Two mental health trusts that do a fantastic job in my constituency, Humber NHS Foundation Trust and Rotherham, Doncaster and South Humber NHS Foundation Trust, have been involved in this. Can the Secretary of State tell us how many patients have been affected by what has happened in trusts, so that if families approach us we can offer them the information that they require?

Does the Secretary of State agree that speed is of the essence in the provision of clarity, and will he accept our congratulations on having moved with such commendable speed?

I am grateful to my hon. Friend for saying that, but I think that we should extend our gratitude to the Opposition on this occasion. It is possible to move with speed only when there is cross-party co-operation, and I think that everyone has recognised the seriousness of the situation.

Given the huge, overwhelming concentration on the subject of detention during the passage of the National Health Service Act 2006, which revised the Mental Health Act 1983, why was this departure from the law not brought to Members’ attention, or, indeed, to light? Someone in the Department of Health must be answerable, surely.

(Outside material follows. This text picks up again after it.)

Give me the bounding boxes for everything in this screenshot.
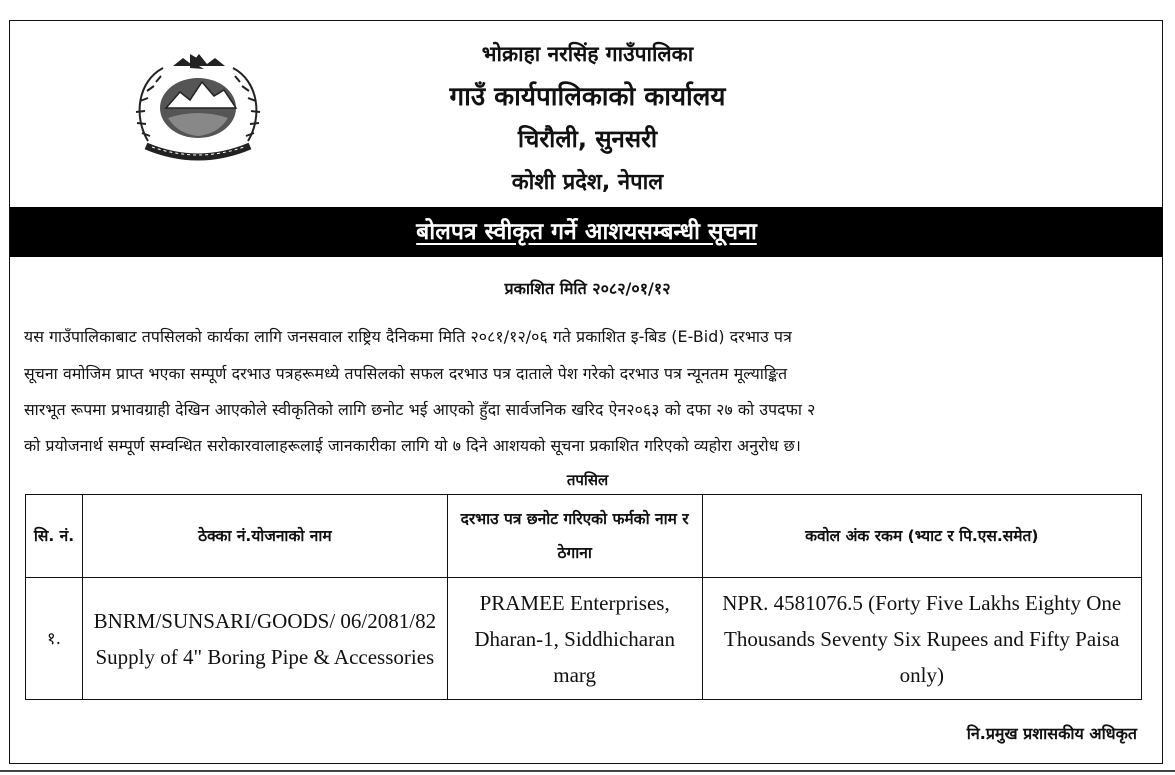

The truth is that no one in the Department of Health knew that this irregularity was happening. I do not think that anyone in the system knew that it was happening, until the issue arose in Yorkshire and Humberside when a particular decision was challenged. However, the hon. Gentleman is right: there is an important question mark over why it was possible for the irregularity to continue for so long without being noticed. I think that we need to listen to what Dr Harris says about why he believes that it was possible for it to continue for so long, and to act on his advice.

I declare an interest, as someone who represented a number of individuals under section 12 of the Mental Health Act—and also as someone who is owed money by the state for the work that he did on behalf of such individuals three and a half years ago, but I leave that to one side.

I welcome the drafting of retrospective legislation to resolve this problem, but has advice been obtained on whether the section 12 patients will retain any right to challenge their original detention procedures by way of judicial review?

My hon. Friend makes a very important point. All the patients’ rights to challenge their detention are preserved, with the exception of their rights relating to the technical irregularity over the authorisation of doctors under section 12. If they are challenging any other clinical or legal due-process decision, they are free to continue to do so: that will be completely unaffected by the retrospective legislation.

Can my right hon. Friend explain the position of trusts such as Milton Keynes PCT, which was part of South Central strategic health authority but is now part of East Midlands SHA? I understand that that is one of the SHAs that were affected. Will my right hon. Friend look into whether any issues have arisen from that transfer?

I can reassure my hon. Friend that if any issues have arisen from the technical irregularity involving the authorisation of doctors under section 12, they will be dealt by the retrospective legislation.

I welcome my right hon. Friend’s approach, which is responsible and right. May I urge him to ensure that the review being undertaken by Dr Harris will include the effect of the changes in NHS structures on all relevant provisions of the Mental Health Act—for example, the provision of information about bed availability to courts under section 39?

I shall certainly pass my hon. Friend’s question on to Dr Harris. It is not clear that the irregularity is a result of reorganisations, but I want to give Dr Harris a completely free hand. We shall then listen to what he says very carefully.

I am so sorry, Mr. Speaker.

I am very grateful to the Secretary of State for his statement. Despite the irregularity, sections 2 and 3 of the Mental Health Act give patients an automatic right to a tribunal hearing, and the tribunal will have been able to consider their applications for release.

That is correct. Nothing in the legislation will affect any rights that patients have, except with respect to the technical irregularity involving the authorisation of doctors under section 12.